Pour protester contre ce énième harcèlement, à bout, la journaliste s’est suicidée le lendemain en mettant le feu à ses vêtements, torche vivante, sur un banc à la sortie de la station de métro Gorgovskaïa. Un homme a tenté en vain d’éteindre le feu avec son manteau avant qu’elle ne tombât au sol. Une vidéo de son calvaire a été prise et diffusée dans les réseaux sociaux. Pour elle, c’était le seul moyen de faire entendre sa petite voix dans le concert de la pensée "officielle" en Russie et d’attirer l’attention de la "communauté internationale". Le site Internet de la journaliste a été bloqué après son suicide. Un rassemblement pour honorer sa mémoire s’est organisé spontanément le soir même à l’emplacement de son atroce disparition et beaucoup de gens sont venus apporter des fleurs. Sa fille est venue sur place le lendemain en mettant cette affiche : "Pendant que ma mère brûlait vive, tu restais silencieuse".
Irina Slavina n’était pas la seule journaliste à avoir payé de sa vie son indépendance éditoriale. Je pense en particulier à l’assassinat de la journaliste Anna Politkovskaïa, il y a juste quatorze ans, le 7 octobre 2006. L’opposant Alexei Navalny, on soupçonne qu’il a été empoisonné par les services secrets russes, a protesté le jour même depuis Berlin contre cette "affaire montée de toutes pièces" dont a été victime Irina Slavina : « Son domicile a été perquisitionné, les portes ont été fracturées et les ordinateurs confisqués (…).

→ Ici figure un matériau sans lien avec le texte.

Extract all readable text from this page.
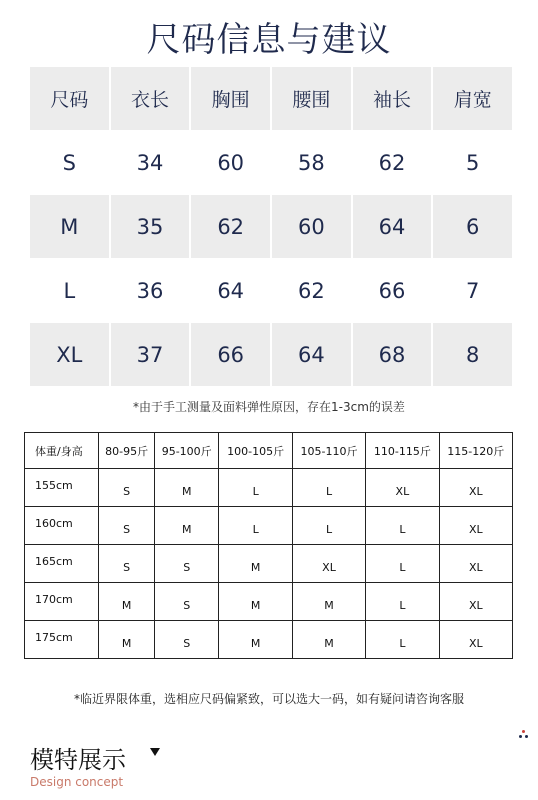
尺码信息与建议
尺码	衣长	胸围	腰围	袖长	肩宽
S	34	60	58	62	5
M	35	62	60	64	6
L	36	64	62	66	7
XL	37	66	64	68	8
*由于手工测量及面料弹性原因，存在1-3cm的误差
体重/身高	80-95斤	95-100斤	100-105斤	105-110斤	110-115斤	115-120斤
155cm	S	M	L	L	XL	XL
160cm	S	M	L	L	L	XL
165cm	S	S	M	XL	L	XL
170cm	M	S	M	M	L	XL
175cm	M	S	M	M	L	XL
*临近界限体重，选相应尺码偏紧致，可以选大一码，如有疑问请咨询客服
模特展示
Design concept
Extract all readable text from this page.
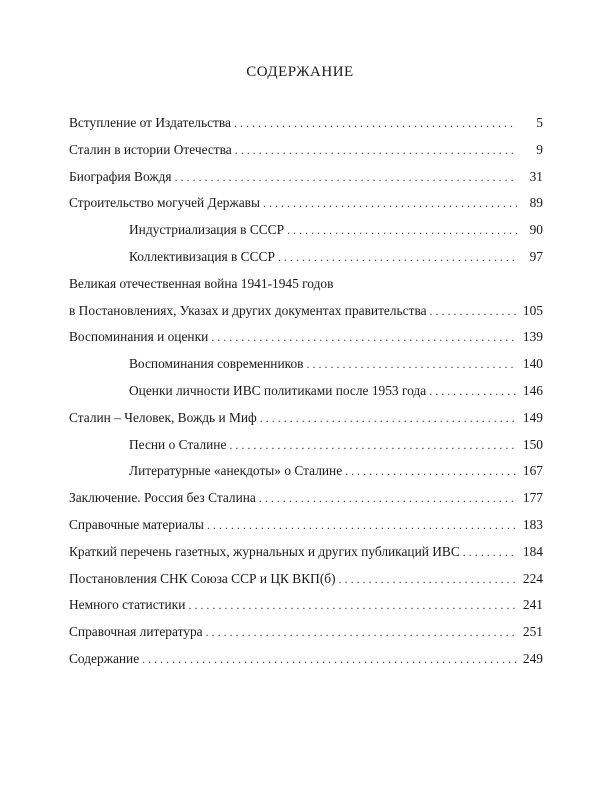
СОДЕРЖАНИЕ
Вступление от Издательства . . .	5
Сталин в истории Отечества . . .	9
Биография Вождя . . .	31
Строительство могучей Державы . . .	89
Индустриализация в СССР . . .	90
Коллективизация в СССР . . .	97
Великая отечественная война 1941-1945 годов
в Постановлениях, Указах и других документах правительства . . .	105
Воспоминания и оценки . . .	139
Воспоминания современников . . .	140
Оценки личности ИВС политиками после 1953 года . . .	146
Сталин – Человек, Вождь и Миф . . .	149
Песни о Сталине . . .	150
Литературные «анекдоты» о Сталине . . .	167
Заключение. Россия без Сталина . . .	177
Справочные материалы . . .	183
Краткий перечень газетных, журнальных и других публикаций ИВС . . .	184
Постановления СНК Союза ССР и ЦК ВКП(б) . . .	224
Немного статистики . . .	241
Справочная литература . . .	251
Содержание . . .	249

Ils l’ont poussée au suicide. ». Opposant politique, Dmitri Gudkov a déclaré sur Instagram : « Au cours des dernières années, les responsables de la sécurité l’ont soumise à des persécutions sans fin en raison des ses activités d’opposition. ». Un autre opposant politique, Ilya Iachine sur Twitter : « Tous ces cas de policiers s’amusant, ces spectacles d’hommes cagoulés, ce n’est pas un jeu. Le gouvernement brise vraiment les gens psychologiquement. ».
Les proches d’Irina Slavina comptent déposer plainte contre la police pour pression conduisant au suicide. Ses collègues à Nijniy Novgorod ont décrit sa brillante personnalité, son courage exceptionnel, elle posait toujours les questions les plus embarrassantes aux autorités locales, si bien qu’elle s’est retrouvée sans emploi et a dû créer son propre journal : « Nijniy Novgorod a besoin de telles personnes, sinon nous nous enliserons dans le bourbier. ».
Dirigeant d’Agora, le groupe d’avocats russes qui défendaient Irina Slavina, Pavel Tchikov a expliqué : « Elle était poursuivie pour avoir publié et relayé une information considérée comme fausse par les autorités sur le coronavirus. Elle a également dû payer une amende pour avoir lancé un appel à une manifestation contre le pouvoir local. Et elle est accusée d’être membre de l’organisation "Russie ouverte", considérée comme une menace à l’ordre public. C’est un crime ici en Russie. (…) Elle pensait depuis quelque temps commettre une forme de suicide politique de protestation. L’été dernier, elle en avait déjà parlé sur son compte Facebook (…). Mais c’est l’aggravation de la situation, les pressions de plus en plus fortes sur elle depuis plus d’un an qui l’ont poussée à mettre fin à ses jours. Je n’ai aucun doute sur le fait que le gouvernement et les autorités sont responsables de son suicide. » (cité par France Culture le 3 octobre 2020). Une perquisition qui a été contestée aussi par Natalia Gryaznevitch, porte-parole du mouvement pro-démocratie "Russie ouverte" (fondé par Mikhaïl Khodorkovski), le 3 octobre 2020 sur BBC Moscou.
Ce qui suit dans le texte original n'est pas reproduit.